The Pillars of Character Counts!, link, are APS student standards of conduct.  Whether they should or should not be is moot; they are. Every year since 1994, when the board unanimously adopted them, the board has reiterated it's expectation that students "model and promote the Pillars of Character Counts!"

It was, and still is outrageous that they would simply (try to) abandon their obligations as the senior-most role models of accountability to the same standards of conduct they establish and enforce upon students.
Rather than listen to me ask them;
Is there even one of of you who will explain to students, in words they can understand;
why students are expected to hold themselves actually and honestly accountable to higher standards of conduct than the law, 
and
school board members are not.
They have gone to some pretty extraordinary; illegal and unethical lengths to keep me from asking the question and them from being on the record stonewalling instead of responding on the public record.
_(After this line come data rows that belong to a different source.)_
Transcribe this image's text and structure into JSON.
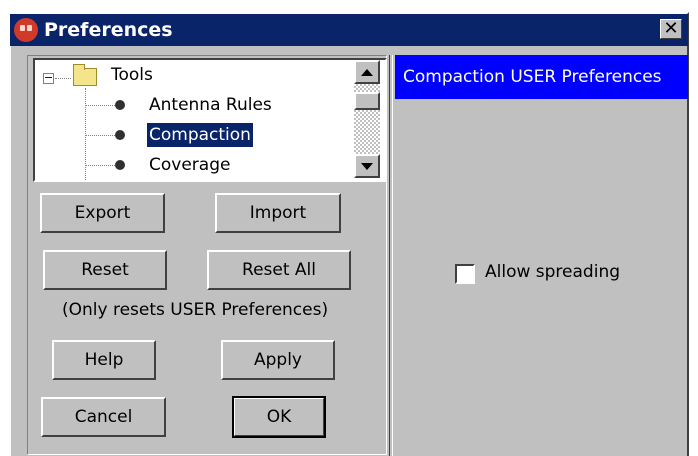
{
  "window": {
    "title": "Preferences",
    "close_glyph": "✕"
  },
  "tree": {
    "items": [
      {
        "label": "Tools",
        "type": "folder",
        "expander": "⊟"
      },
      {
        "label": "Antenna Rules",
        "type": "leaf"
      },
      {
        "label": "Compaction",
        "type": "leaf",
        "selected": true
      },
      {
        "label": "Coverage",
        "type": "leaf"
      }
    ]
  },
  "buttons": {
    "export": "Export",
    "import": "Import",
    "reset": "Reset",
    "reset_all": "Reset All",
    "help": "Help",
    "apply": "Apply",
    "cancel": "Cancel",
    "ok": "OK"
  },
  "note": "(Only resets USER Preferences)",
  "right": {
    "header": "Compaction USER Preferences",
    "checkbox_label": "Allow spreading",
    "checkbox_checked": false
  },
  "colors": {
    "titlebar": "#0a246a",
    "panel_header": "#0000ff",
    "face": "#c0c0c0"
  }
}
They have edited the tapes they broadcast to stake and interest holders, deleting my questions and more importantly, their unwillingness to response.  At one time, they once moved the public forum outside the meeting to keep if off the record.

There is not one of them willing, to this day, to explain why there are two standards of conduct in the APS;
  • one set of higher standards for students and 
  • other much lower standards for school board members, superintendents, and anyone else they decide to shelter under the umbrella of legal weaselry, unlimited budgets and self and subordinate oversight.



photos Mark Bralley

3 comments:

Anonymous said...

I was watching last night when a woman was speaking. She suddenly stopped and was looking toward the back of the room, then asked if she should continue. Do you know what was going on, perchance?

ched macquigg said...

I didn't see; it was behind me. My impression was that a small child was running away from her mother and one, the other or both tripped and ended up on the floor.

Anonymous said...

Oh thanks, I was afraid someone was being arrested again!